Батарея на перешейке стала предметом особых забот Мровинского. Из-за нее инженер даже поссорился с Завойко и Изыльметьевым. Он предлагал расширить ее весной, когда придет снаряжение, до восьми крупнокалиберных орудий. Мровинского не поддержали. Недавние события показали, что эта батарея имеет вспомогательное значение. Тогда он обратил все свое инженерное искусство на укрепление Перешеечной батареи. "Теперь никто не скажет, что у артиллеристов на перешейке закрыты только пятки", — не раз думал Мровинский, вспоминая насмешливый взгляд солдата, которого ему так и не удалось отыскать среди живых.
На представлении "Ревизора" Мровинский сидел в кресле, среди чиновников с женами и взрослыми дочерьми.

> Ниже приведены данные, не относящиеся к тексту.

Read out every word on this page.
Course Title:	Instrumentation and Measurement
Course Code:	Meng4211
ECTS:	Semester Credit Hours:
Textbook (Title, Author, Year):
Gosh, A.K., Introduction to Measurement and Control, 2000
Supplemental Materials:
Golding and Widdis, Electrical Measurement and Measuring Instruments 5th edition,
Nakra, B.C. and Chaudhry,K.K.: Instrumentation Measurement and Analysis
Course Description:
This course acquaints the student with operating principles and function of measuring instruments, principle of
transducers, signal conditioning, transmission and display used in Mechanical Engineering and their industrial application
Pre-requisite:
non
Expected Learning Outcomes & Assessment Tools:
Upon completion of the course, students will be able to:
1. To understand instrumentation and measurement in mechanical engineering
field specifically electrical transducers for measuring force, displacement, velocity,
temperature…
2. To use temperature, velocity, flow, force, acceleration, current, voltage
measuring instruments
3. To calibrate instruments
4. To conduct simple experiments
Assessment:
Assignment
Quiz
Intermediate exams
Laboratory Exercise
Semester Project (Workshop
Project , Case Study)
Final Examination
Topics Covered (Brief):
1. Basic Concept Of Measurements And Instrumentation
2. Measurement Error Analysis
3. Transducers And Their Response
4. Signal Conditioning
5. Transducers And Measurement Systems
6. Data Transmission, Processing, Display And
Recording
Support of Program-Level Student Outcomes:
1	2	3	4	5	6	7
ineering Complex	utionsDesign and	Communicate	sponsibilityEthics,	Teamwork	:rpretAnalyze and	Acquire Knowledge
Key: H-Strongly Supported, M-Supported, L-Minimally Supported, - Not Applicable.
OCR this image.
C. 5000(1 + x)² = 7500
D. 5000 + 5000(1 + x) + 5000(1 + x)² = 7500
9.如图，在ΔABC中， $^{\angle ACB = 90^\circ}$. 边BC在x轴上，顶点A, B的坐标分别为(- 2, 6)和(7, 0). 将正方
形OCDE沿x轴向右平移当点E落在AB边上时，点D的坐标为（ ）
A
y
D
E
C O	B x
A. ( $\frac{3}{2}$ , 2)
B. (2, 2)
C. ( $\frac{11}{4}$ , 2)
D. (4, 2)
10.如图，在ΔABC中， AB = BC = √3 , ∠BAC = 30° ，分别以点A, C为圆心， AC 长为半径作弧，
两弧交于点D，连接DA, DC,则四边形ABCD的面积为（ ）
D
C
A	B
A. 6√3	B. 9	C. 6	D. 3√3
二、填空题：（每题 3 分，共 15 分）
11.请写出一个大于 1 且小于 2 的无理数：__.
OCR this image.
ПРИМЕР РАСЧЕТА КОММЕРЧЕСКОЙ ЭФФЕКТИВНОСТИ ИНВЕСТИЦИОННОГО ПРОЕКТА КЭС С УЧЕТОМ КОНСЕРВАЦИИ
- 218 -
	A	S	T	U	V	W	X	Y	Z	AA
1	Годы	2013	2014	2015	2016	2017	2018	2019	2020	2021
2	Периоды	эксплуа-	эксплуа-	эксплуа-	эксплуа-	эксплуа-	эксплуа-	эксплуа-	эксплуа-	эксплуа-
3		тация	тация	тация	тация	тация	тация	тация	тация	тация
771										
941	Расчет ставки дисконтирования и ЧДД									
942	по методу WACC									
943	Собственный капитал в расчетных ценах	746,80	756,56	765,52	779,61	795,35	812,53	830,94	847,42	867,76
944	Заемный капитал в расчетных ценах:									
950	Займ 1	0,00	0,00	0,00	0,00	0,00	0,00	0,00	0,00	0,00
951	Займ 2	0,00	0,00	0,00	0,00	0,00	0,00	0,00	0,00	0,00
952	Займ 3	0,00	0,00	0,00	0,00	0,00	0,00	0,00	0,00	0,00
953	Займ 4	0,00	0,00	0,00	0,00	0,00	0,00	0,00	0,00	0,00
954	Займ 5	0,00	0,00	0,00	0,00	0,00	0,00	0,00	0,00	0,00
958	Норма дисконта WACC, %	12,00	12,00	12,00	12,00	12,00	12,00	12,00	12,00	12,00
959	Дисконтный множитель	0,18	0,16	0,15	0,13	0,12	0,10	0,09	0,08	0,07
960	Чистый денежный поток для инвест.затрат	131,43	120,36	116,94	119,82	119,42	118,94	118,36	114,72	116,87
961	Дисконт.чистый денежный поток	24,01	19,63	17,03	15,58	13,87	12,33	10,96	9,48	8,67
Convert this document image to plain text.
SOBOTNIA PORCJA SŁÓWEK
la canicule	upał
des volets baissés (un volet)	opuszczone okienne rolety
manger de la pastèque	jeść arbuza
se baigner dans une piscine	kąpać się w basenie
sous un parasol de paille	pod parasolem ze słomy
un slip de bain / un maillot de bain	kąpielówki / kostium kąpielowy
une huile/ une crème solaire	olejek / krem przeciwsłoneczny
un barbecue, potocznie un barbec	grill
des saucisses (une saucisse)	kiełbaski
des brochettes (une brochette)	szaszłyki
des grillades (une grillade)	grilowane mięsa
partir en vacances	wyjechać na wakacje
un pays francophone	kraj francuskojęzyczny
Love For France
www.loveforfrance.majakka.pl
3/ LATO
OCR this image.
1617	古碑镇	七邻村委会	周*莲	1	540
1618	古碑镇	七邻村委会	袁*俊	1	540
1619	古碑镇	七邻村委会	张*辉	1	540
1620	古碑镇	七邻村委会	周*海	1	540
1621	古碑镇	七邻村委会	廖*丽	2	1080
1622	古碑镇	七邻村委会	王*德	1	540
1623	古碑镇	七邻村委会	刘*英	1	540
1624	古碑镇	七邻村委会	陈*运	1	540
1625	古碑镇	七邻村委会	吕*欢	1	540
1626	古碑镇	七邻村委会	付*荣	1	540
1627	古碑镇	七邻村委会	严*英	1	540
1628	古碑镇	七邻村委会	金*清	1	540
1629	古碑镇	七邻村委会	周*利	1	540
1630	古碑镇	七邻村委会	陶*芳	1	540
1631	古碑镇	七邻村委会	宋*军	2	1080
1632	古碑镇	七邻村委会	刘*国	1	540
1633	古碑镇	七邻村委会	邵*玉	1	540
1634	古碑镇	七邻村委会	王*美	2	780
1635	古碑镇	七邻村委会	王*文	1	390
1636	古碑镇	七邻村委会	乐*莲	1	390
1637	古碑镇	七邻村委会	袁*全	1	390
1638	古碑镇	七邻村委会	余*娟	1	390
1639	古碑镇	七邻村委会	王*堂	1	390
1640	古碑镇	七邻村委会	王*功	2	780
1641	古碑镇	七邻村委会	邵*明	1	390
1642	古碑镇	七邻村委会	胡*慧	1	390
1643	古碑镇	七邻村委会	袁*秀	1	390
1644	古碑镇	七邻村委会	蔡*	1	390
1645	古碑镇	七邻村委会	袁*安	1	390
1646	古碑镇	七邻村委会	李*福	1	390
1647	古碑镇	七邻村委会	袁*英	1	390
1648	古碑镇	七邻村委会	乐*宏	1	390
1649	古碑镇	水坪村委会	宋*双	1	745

Позади на скамьях расположились матросы с камчадалами, стрелки и нижние чины флотского экипажа.
Пока шли последние приготовления к спектаклю, капельмейстер извлекал из своего оркестра нестройные звуки; они сливались с громким говором зала. Но вот занавес пошел вверх, открывая сначала ноги, а затем и туловища чиновников и квартальных, почтительно замерших на авансцене пред грозным городничим — Вильчковским.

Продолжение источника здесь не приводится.